Watch what happens next. The fine, scattered particles begin to clump together into bigger, heavier flakes. These large flakes then sink slowly to the bottom of the beaker — pulled down by gravity. After a few minutes, the upper part of the water becomes remarkably clear. You can pour the clean water out (this is called decantation) or pass it through filter paper to remove the last bits of flakes.
This whole process is called coagulation, and the alum is acting as a coagulant. The trick: alum dissolves in water and releases ions that cancel out the tiny electric charges holding the suspended particles apart. Once the charges are gone, the particles can finally come together — first as small clumps, then as bigger flakes that gravity can pull down.
Three simple steps: (a) sprinkle alum, (b) particles clump up, (c) clumps settle at the bottom.
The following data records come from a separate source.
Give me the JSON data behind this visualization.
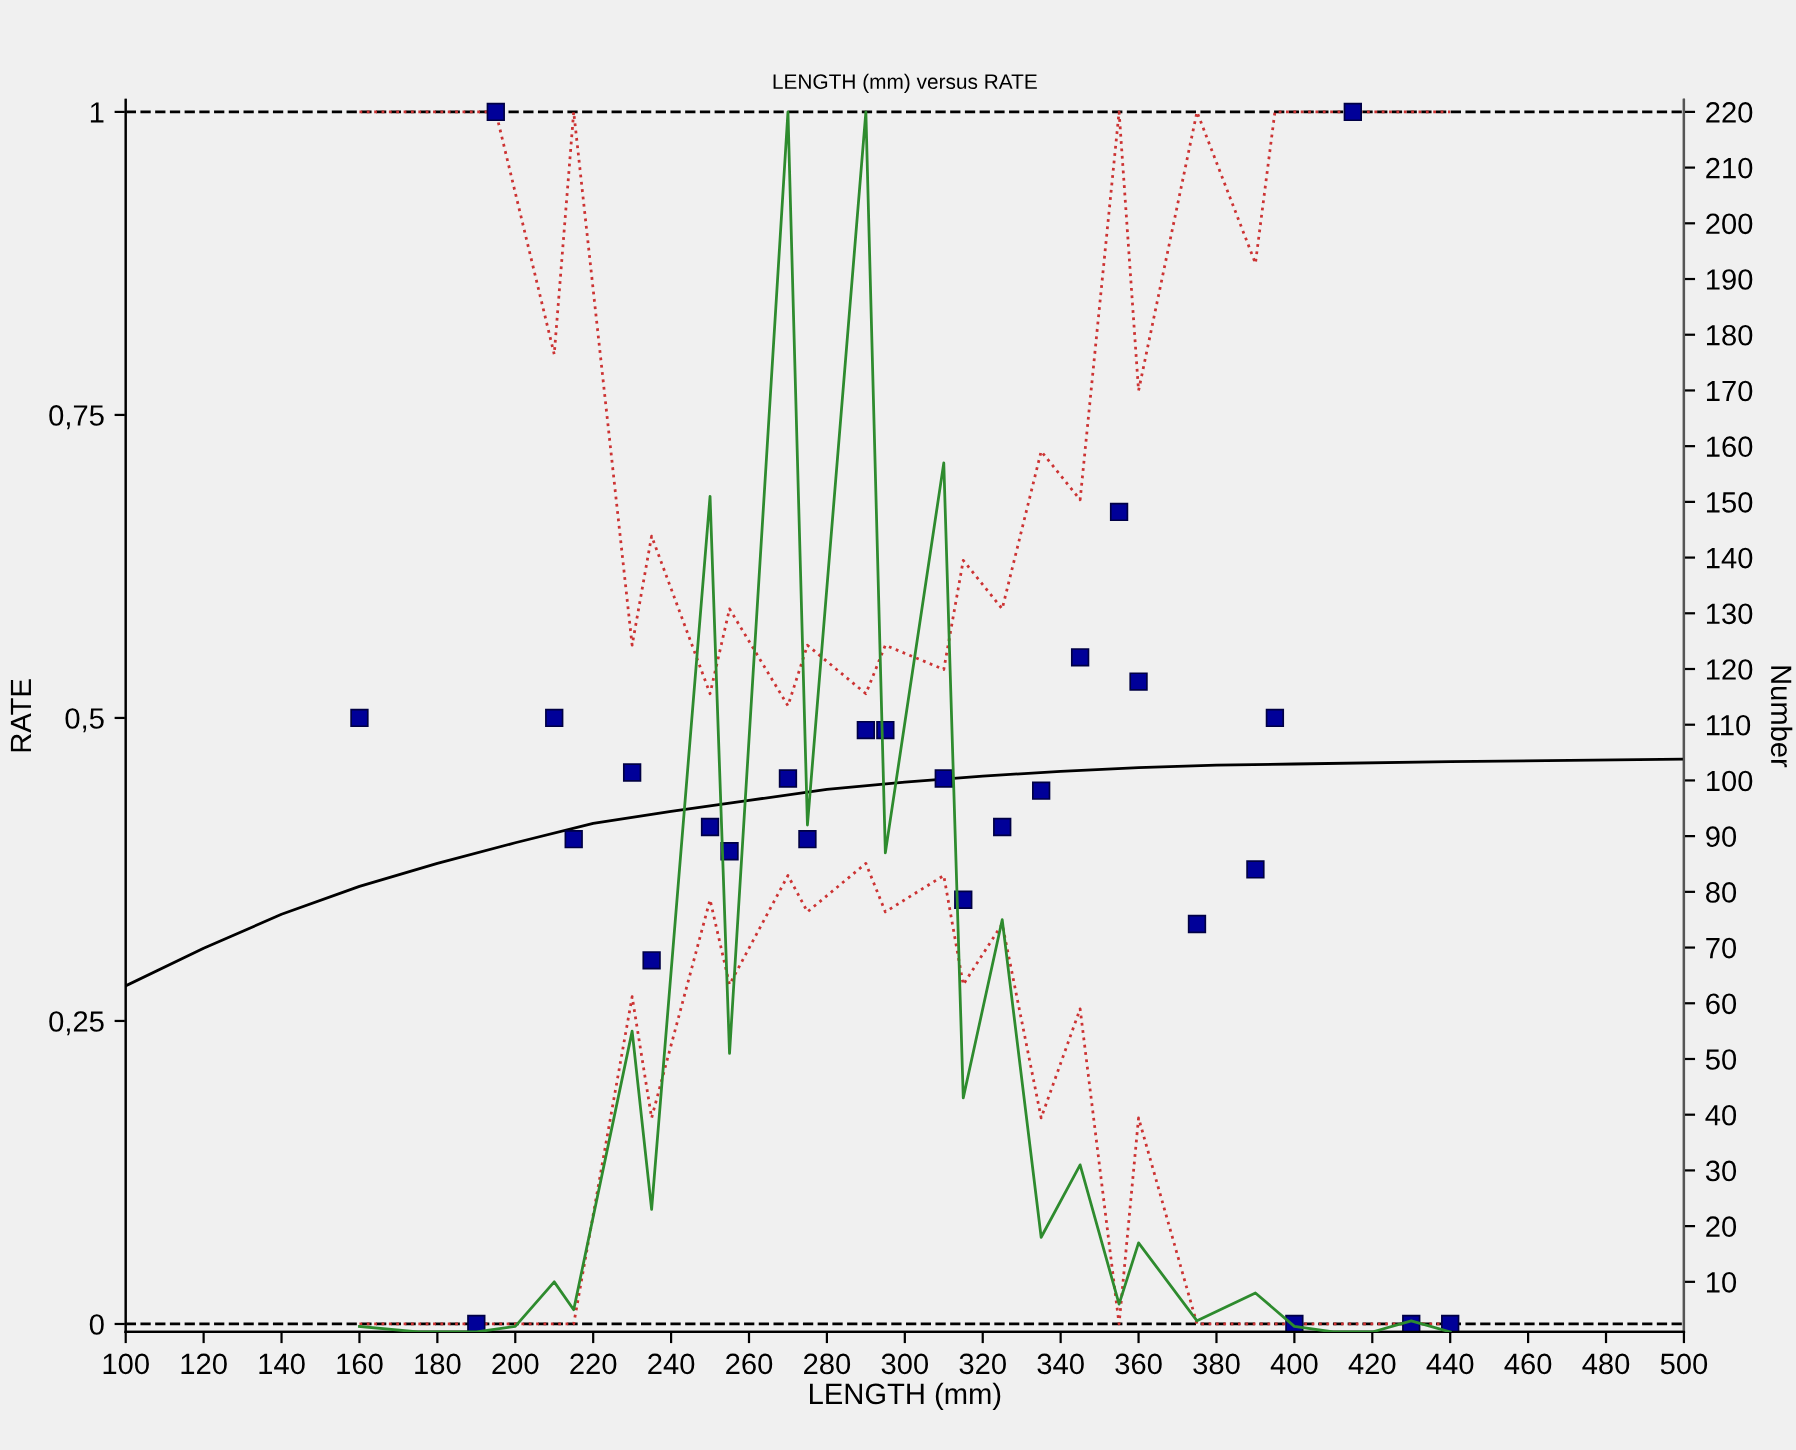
{
  "chart_data": {
    "type": "scatter",
    "title": "LENGTH (mm) versus RATE",
    "xlabel": "LENGTH (mm)",
    "ylabel": "RATE",
    "y2label": "Number",
    "xlim": [
      100,
      500
    ],
    "xticks": [
      100,
      120,
      140,
      160,
      180,
      200,
      220,
      240,
      260,
      280,
      300,
      320,
      340,
      360,
      380,
      400,
      420,
      440,
      460,
      480,
      500
    ],
    "ylim": [
      -0.0066,
      1.0099
    ],
    "yticks": [
      {
        "value": 0,
        "label": "0"
      },
      {
        "value": 0.25,
        "label": "0,25"
      },
      {
        "value": 0.5,
        "label": "0,5"
      },
      {
        "value": 0.75,
        "label": "0,75"
      },
      {
        "value": 1,
        "label": "1"
      }
    ],
    "y2lim": [
      1,
      222.15
    ],
    "y2ticks": [
      10,
      20,
      30,
      40,
      50,
      60,
      70,
      80,
      90,
      100,
      110,
      120,
      130,
      140,
      150,
      160,
      170,
      180,
      190,
      200,
      210,
      220
    ],
    "grid": false,
    "legend": false,
    "ref_lines": [
      {
        "axis": "y",
        "value": 0,
        "color": "#000000",
        "line_style": "dashed"
      },
      {
        "axis": "y",
        "value": 1,
        "color": "#000000",
        "line_style": "dashed"
      }
    ],
    "series": [
      {
        "type": "line",
        "axis": "y2",
        "color": "#2e8b2e",
        "line_style": "solid",
        "marker": "none",
        "x": [
          160,
          175,
          190,
          200,
          210,
          215,
          230,
          235,
          250,
          255,
          270,
          275,
          290,
          295,
          310,
          315,
          325,
          335,
          345,
          355,
          360,
          375,
          390,
          400,
          410,
          420,
          430,
          440
        ],
        "values": [
          2,
          1,
          1,
          2,
          10,
          5,
          55,
          23,
          151,
          51,
          220,
          92,
          220,
          87,
          157,
          43,
          75,
          18,
          31,
          6,
          17,
          3,
          8,
          2,
          1,
          1,
          3,
          1
        ]
      },
      {
        "type": "line",
        "color": "#cc3333",
        "line_style": "dotted",
        "marker": "none",
        "x": [
          160,
          195,
          210,
          215,
          230,
          235,
          250,
          255,
          270,
          275,
          290,
          295,
          310,
          315,
          325,
          335,
          345,
          355,
          360,
          375,
          390,
          395,
          440
        ],
        "values": [
          1,
          1,
          0.8,
          1,
          0.56,
          0.65,
          0.52,
          0.59,
          0.51,
          0.56,
          0.52,
          0.56,
          0.54,
          0.63,
          0.59,
          0.72,
          0.68,
          1,
          0.77,
          1,
          0.875,
          1,
          1
        ]
      },
      {
        "type": "line",
        "color": "#cc3333",
        "line_style": "dotted",
        "marker": "none",
        "x": [
          160,
          215,
          230,
          235,
          250,
          255,
          270,
          275,
          290,
          295,
          310,
          315,
          325,
          335,
          345,
          355,
          360,
          375,
          440
        ],
        "values": [
          0,
          0,
          0.27,
          0.17,
          0.35,
          0.28,
          0.37,
          0.34,
          0.38,
          0.34,
          0.37,
          0.28,
          0.33,
          0.17,
          0.26,
          0,
          0.17,
          0,
          0
        ]
      },
      {
        "type": "line",
        "color": "#000000",
        "line_style": "solid",
        "marker": "none",
        "x": [
          100,
          120,
          140,
          160,
          180,
          200,
          220,
          240,
          260,
          280,
          300,
          320,
          340,
          360,
          380,
          400,
          440,
          500
        ],
        "values": [
          0.279,
          0.31,
          0.338,
          0.361,
          0.38,
          0.397,
          0.413,
          0.423,
          0.432,
          0.441,
          0.447,
          0.452,
          0.456,
          0.459,
          0.461,
          0.462,
          0.464,
          0.466
        ]
      },
      {
        "color": "#000099",
        "marker": "square",
        "x": [
          160,
          190,
          195,
          210,
          215,
          230,
          235,
          250,
          255,
          270,
          275,
          290,
          295,
          310,
          315,
          325,
          335,
          345,
          355,
          360,
          375,
          390,
          395,
          400,
          415,
          430,
          440
        ],
        "values": [
          0.5,
          0,
          1,
          0.5,
          0.4,
          0.455,
          0.3,
          0.41,
          0.39,
          0.45,
          0.4,
          0.49,
          0.49,
          0.45,
          0.35,
          0.41,
          0.44,
          0.55,
          0.67,
          0.53,
          0.33,
          0.375,
          0.5,
          0,
          1,
          0,
          0
        ]
      }
    ]
  }
}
That's it.

Coagulation in Your Own Kitchen — Making *Paneer*
You don't need a lab to see coagulation. The next time someone in your kitchen makes paneer, watch carefully.
Where You See This Every Day
Coagulation is used wherever cloudy colloidal dispersions need to be clarified or separated:
- Municipal Water Treatment — Before water reaches your tap, turbid river water is treated with alum (Al₂(SO₄)₃) or ferric chloride. The trivalent Al³⁺ and Fe³⁺ ions coagulate negatively charged clay colloids. The resulting floc settles in sedimentation tanks, leaving clear water for chlorination. Delhi Jal Board treats over 800 MGD this way.
- Traditional Fitkari (Alum) Use — In rural India, alum is still sold as a domestic water purifier. A lump of alum stirred in a bucket of muddy water will clear it within 30 minutes — coagulating clay colloids that have kept the water turbid. Recommended by UNICEF for emergency water purification.
- Cheese Making — Milk is a colloid (casein proteins in water). Adding lemon juice or rennet enzyme reduces pH, coagulating the casein. The white clumps (curds) separate from the liquid (whey). This is how every paneer, cheddar, and mozzarella is made.
- River Delta Formation — Where freshwater rivers meet saltwater seas, the salt ions (Na⁺, Mg²⁺) coagulate the clay and silt colloids carried by the river. The particles settle, building the delta. The Ganga-Brahmaputra delta (Sundarbans) formed entirely through natural coagulation over millennia.
- Rubber Vulcanisation Prep — Natural rubber latex is a colloid. Adding acetic acid (vinegar) coagulates the rubber particles, which are then collected, pressed, and vulcanised.